Another way of looking at how inexpensive country Americana has become is to compare prices from this sale with those achieved at the 1994 sale of the collection of Bertram K. and Nina Fletcher Little. Of five objects owned by both the Littles and the Kelloggs, three brought higher prices in 1994, surely an indication that present values are in many instances depressed.
 
Early American Rugs
Four rugs from the Kellogg collection brought $16,500 or more each, a very good result.  The top price, $73,160 (est. $15/20,000) including premium, was for a late 19th century hooked rug with great graphics and a muted palette. Decorated with two horses flanking a central star, this rug, as well as a shirred chenille example that sold for $25,960 (est. $10/15,000), are “textbook,” says auctioneer Ron Bourgeault. Both are illustrated in Joel and Kate Kopp’s classic reference, American Hooked and Sewn Rugs: Folk Art Underfoot, published in 1985. The highwater mark for rug sales was 2004, when Northeast auctioned a room-sized hooked rug for $79,500 and a runner by Magdalena Briner for $74,000.
 
Folk Sculpture
Sculpture was not something that the Kelloggs collected in depth. The exception to the rule was the cover lot, a late 19th century carousel figure of a giraffe attributed to Daniel Muller of the Dentzel Company in Philadelphia. It had the great form and untouched paint that collectors want.  The fact that several contenders already own similar figures may have dampened the price of the figure, which nevertheless doubled low estimate to bring $101,480 (est. $50/75,000). A large, hollow-cast chalk cat with smoke decoration was competitively bid to $27,140 (est. $6/8,000).
 
Folk Portraiture
Folk portraiture can be a tough sell and the Kelloggs owned a lot of it. Their sophisticated preference for edgy primitivism put them at odds with a wider public seeking colorful, undemanding pictures of children. Winners in this category included a pair of Micah Williams’ circa 1820 pastels on paper of a New Jersey couple, Mr. and Mrs. Smalley, for $129,800 (est. $15/20,000); an oil on canvas portrait of a woman attributed to the Beardsley Limner, $35,400 (est. $25/35,000); and R.W. and S.A. Shute’s watercolor portrait of child in a blue dress holding an orange, $70,800 (est. $25/35,000). Two John Brewster, Jr., pastels of little girls holding flowers sold for a combined $63,720. Losers? One, inexplicably, was a Shute double portrait of children. Estimated at $20/25,000, it failed to meet its reserve. Another was a pair of oil on canvas portraits of a New Hampshire couple attributed to Erastus Salisbury Field.
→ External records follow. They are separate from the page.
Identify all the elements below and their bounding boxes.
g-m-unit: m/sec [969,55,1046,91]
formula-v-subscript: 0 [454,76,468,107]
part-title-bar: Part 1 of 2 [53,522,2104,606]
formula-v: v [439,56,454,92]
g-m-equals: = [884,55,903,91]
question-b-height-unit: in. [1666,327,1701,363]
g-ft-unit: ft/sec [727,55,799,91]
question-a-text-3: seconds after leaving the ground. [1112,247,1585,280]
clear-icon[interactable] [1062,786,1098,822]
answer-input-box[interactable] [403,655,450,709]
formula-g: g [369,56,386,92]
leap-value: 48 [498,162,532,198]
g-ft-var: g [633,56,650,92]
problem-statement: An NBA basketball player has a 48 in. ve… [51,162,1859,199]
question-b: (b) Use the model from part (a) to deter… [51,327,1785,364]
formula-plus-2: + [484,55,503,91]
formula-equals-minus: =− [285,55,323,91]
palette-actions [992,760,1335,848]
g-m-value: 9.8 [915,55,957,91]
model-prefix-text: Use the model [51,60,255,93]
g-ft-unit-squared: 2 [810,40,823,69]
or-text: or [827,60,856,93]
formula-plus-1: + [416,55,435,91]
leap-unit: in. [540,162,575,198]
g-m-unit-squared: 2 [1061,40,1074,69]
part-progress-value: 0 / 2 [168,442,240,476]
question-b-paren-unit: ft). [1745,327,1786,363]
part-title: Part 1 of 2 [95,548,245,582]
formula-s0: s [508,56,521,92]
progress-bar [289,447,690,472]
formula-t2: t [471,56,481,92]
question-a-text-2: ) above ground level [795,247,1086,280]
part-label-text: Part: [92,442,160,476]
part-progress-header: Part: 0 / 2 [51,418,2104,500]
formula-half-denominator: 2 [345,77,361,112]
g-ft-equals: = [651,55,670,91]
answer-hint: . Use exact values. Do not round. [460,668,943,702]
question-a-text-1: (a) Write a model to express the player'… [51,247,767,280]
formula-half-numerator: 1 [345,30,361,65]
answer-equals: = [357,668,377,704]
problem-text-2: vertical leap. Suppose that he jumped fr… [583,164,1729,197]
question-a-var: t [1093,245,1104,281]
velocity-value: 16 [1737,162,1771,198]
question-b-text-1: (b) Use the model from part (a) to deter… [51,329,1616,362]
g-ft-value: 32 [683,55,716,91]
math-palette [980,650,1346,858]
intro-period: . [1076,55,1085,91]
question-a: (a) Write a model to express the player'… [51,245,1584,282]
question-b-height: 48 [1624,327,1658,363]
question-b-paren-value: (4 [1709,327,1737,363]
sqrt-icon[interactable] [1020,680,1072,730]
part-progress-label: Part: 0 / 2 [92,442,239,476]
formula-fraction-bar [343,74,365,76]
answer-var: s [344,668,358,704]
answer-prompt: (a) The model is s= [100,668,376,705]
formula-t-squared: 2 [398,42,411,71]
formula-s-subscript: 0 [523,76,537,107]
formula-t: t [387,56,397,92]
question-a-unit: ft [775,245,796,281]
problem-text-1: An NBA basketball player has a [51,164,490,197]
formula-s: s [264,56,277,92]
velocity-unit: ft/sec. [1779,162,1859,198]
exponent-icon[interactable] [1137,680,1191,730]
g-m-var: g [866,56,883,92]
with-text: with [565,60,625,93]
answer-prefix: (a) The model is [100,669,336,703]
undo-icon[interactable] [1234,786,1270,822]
Formerly the property of the pioneering dealer Edith Gregor Halpert, the pair brought only $11,800 against an estimate of $15/20,000.
 
Painted Furniture
An early 19th century New England chair table made news in 2000 when it brought $21,850 at Northeast’s sale of the Virginia Cave collection. Bought in this time at est. $20/$25,000, its whimsical, late 19th century painted decoration was clearly not to everyone’s taste. Alternately, a Maine blanket chest of circa 1820 doubled its low estimate to sell for $30,680. It had everything collectors look for: high bracket feet, shaped skirt, architectural details and appealing blue and ochre grained decoration. Ditto a grained red-over-ochre New Hampshire chest of drawers, $25,960, with high bracket feet and the date 1766 inscribed on its back. Massachusetts dealer Sam Herrup acquired it at the Little sale in 1994 for only $6,038. It resold for $25,960.